Malatya'daki Zirve Yayınevi'nde biri Alman uyruklu 3 kişinin öldürülmesiyle ilgili davanın duruşmasında, mahkeme heyeti sanıklardan Abuzer Yıldırım'ın avukatı Mert Eryılmaz'ı mağdurlara hakaretten salondan çıkardı.
Malatya 3. Ağır Ceza Mahkemesinde görülen duruşmada, sanıklardan Abuzer Yıldırım'ın avukatı Eryılmaz, mağdurların bulunduğu tarafa doğru dönerek hakaret içeren ifadeler kullanması üzerine salondan çıkarıldı.
Cumhuriyet savcısı ve tarafların taleplerini dinleyen mahkeme, sanıklara söz verdiği sırada, söz almadan savunma yapmak isteyen Mert Eryılmaz'ı Mahkeme Başkanı Eray Gürtekin uyardı.

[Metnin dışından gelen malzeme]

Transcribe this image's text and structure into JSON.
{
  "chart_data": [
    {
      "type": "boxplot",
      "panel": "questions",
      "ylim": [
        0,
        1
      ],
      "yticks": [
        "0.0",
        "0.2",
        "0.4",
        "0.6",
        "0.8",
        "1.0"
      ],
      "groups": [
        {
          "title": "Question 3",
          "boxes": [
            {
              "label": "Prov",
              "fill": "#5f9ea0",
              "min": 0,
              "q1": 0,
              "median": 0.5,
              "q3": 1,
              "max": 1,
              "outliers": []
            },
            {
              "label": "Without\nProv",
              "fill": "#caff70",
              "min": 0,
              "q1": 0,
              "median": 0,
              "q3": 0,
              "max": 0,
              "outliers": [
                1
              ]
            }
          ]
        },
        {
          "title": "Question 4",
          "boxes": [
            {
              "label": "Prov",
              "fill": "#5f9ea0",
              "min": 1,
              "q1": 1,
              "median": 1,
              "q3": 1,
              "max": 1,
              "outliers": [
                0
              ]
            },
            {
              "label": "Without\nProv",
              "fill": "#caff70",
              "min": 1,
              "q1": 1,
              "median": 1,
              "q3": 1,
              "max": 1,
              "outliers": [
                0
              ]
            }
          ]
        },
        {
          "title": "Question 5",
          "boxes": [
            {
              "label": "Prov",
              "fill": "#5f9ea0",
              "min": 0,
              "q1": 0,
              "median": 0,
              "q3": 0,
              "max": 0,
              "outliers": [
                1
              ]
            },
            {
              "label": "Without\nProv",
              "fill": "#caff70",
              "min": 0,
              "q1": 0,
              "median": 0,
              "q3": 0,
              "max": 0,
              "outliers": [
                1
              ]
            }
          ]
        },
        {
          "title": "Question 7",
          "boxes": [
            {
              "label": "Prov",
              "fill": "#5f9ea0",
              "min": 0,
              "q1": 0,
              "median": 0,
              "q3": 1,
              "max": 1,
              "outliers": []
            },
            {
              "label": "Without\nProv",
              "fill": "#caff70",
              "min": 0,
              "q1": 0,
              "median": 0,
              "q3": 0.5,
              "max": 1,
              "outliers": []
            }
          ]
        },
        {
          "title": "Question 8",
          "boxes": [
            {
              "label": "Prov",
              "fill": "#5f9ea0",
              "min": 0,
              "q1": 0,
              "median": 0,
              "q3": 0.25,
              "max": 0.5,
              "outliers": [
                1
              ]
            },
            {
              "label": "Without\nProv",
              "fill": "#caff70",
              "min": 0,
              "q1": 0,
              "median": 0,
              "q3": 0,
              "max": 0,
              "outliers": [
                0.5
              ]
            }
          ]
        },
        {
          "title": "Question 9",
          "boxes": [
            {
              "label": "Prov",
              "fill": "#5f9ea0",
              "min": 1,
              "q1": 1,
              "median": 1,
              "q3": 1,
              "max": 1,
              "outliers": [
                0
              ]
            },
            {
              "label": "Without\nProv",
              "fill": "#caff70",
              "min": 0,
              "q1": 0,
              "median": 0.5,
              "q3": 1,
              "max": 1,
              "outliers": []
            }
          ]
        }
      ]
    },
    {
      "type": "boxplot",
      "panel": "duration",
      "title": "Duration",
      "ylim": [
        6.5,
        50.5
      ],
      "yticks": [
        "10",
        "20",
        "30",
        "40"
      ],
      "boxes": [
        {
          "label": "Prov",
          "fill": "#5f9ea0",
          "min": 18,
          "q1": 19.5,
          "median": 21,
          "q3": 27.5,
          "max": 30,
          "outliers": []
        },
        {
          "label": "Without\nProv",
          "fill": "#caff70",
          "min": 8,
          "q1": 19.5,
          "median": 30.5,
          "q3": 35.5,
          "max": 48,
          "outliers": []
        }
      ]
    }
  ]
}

Eryılmaz, uyarılara rağmen savunma hakkının engellenemeyeceğini iddia ederek, mağdur rolü yapıldığını ve 31 Aralık 2010 tarihinde sanıkların tahliye edilmesi gerektiğini ileri sürdü.
Olay yerinde öldürülen Tilman Ekkehart Geske'nin eşi Susanne Geske ve Uğur Yüksel'in annesi Hatice Yüksel'in bulunduğu yöne dönen Avukat Eryılmaz bağırarak, ''Burada masum rolü yapılıyor. Burası Türkiye, burası Malatya, burası laylaylom mahkemesine dönüştürüldü'' dedi.
Hakaret içeren sözler kullanan Eryılmaz, Mahkeme Başkanı Gürtekin'in talimatı üzerine salondan çıkarılmak istenirken polise direnerek, ''Burası PKK mahkemesi değil, burası laylaylom mahkemesi değil'' diyerek bağırmaya devam etti.
Avukat Eryılmaz, polisler tarafından salondan çıkarıldı.
Adliye girişine gelen avukat basın mensuplarına açıklama yaparak, iddialarını tekrar etti.
-SANIK BİLMİYORMUŞ-
Avukatın dışarı çıkarılmasının ardından söz alan sanık Abuzer Yıldırım ise avukatın böyle bir davranış göstereceğinden haberi olmadığını ileri sürerek, ''Vekalet verdiğimiz avukatın böyle bir ifade kullanacağını bilmiyordum. Avukatlığını yapmasını istemiyorum'' dedi.
Duruşma, verilen aranın ardından yeniden başladı.
OLAY
Malatya'da, 18 Nisan 2007'de Zirve Yayınevi'nde çalışan Alman uyruklu Tilman Ekkehart Geske ile Necati Aydın ve Uğur Yüksel bıçaklanarak öldürülmüş, zanlılardan Salih Gürler (20), Cuma Özdemir (20), Hamit Çeker (19) ve Abuzer Yıldırım (19) olay yerinde yakalanmıştı.
Üçüncü katın penceresinden kaçmaya çalışırken düşerek yaralanan Emre Günaydın, İnönü Üniversitesi Turgut Özal Tıp Merkezi'ndeki tedavinin ardından tutuklanmıştı.
Tutuklu sanık Emre Günaydın'ın olaydan yaklaşık 2 yıl sonra cezaevinde Cumhuriyet savcısına verdiği ifadenin ardından olayı azmettirdikleri gerekçesiyle Varol Bülent Aral ve Zirve Yayınevi çalışanı olduğu belirtilen Hüseyin Yelki de tutuklanmıştı.
Yelki, 22 Mayıs 2009, Aral ise 20 Ağustos 2009'daki duruşmalarda tahliye edilmiş, 15 Ekim 2010 tarihindeki 29. celsede tanık olarak dinlenen Erhan Özen'in ifadelerini de dikkate alan mahkeme Aral'ın yeniden tutuklanmasına karar vermişti.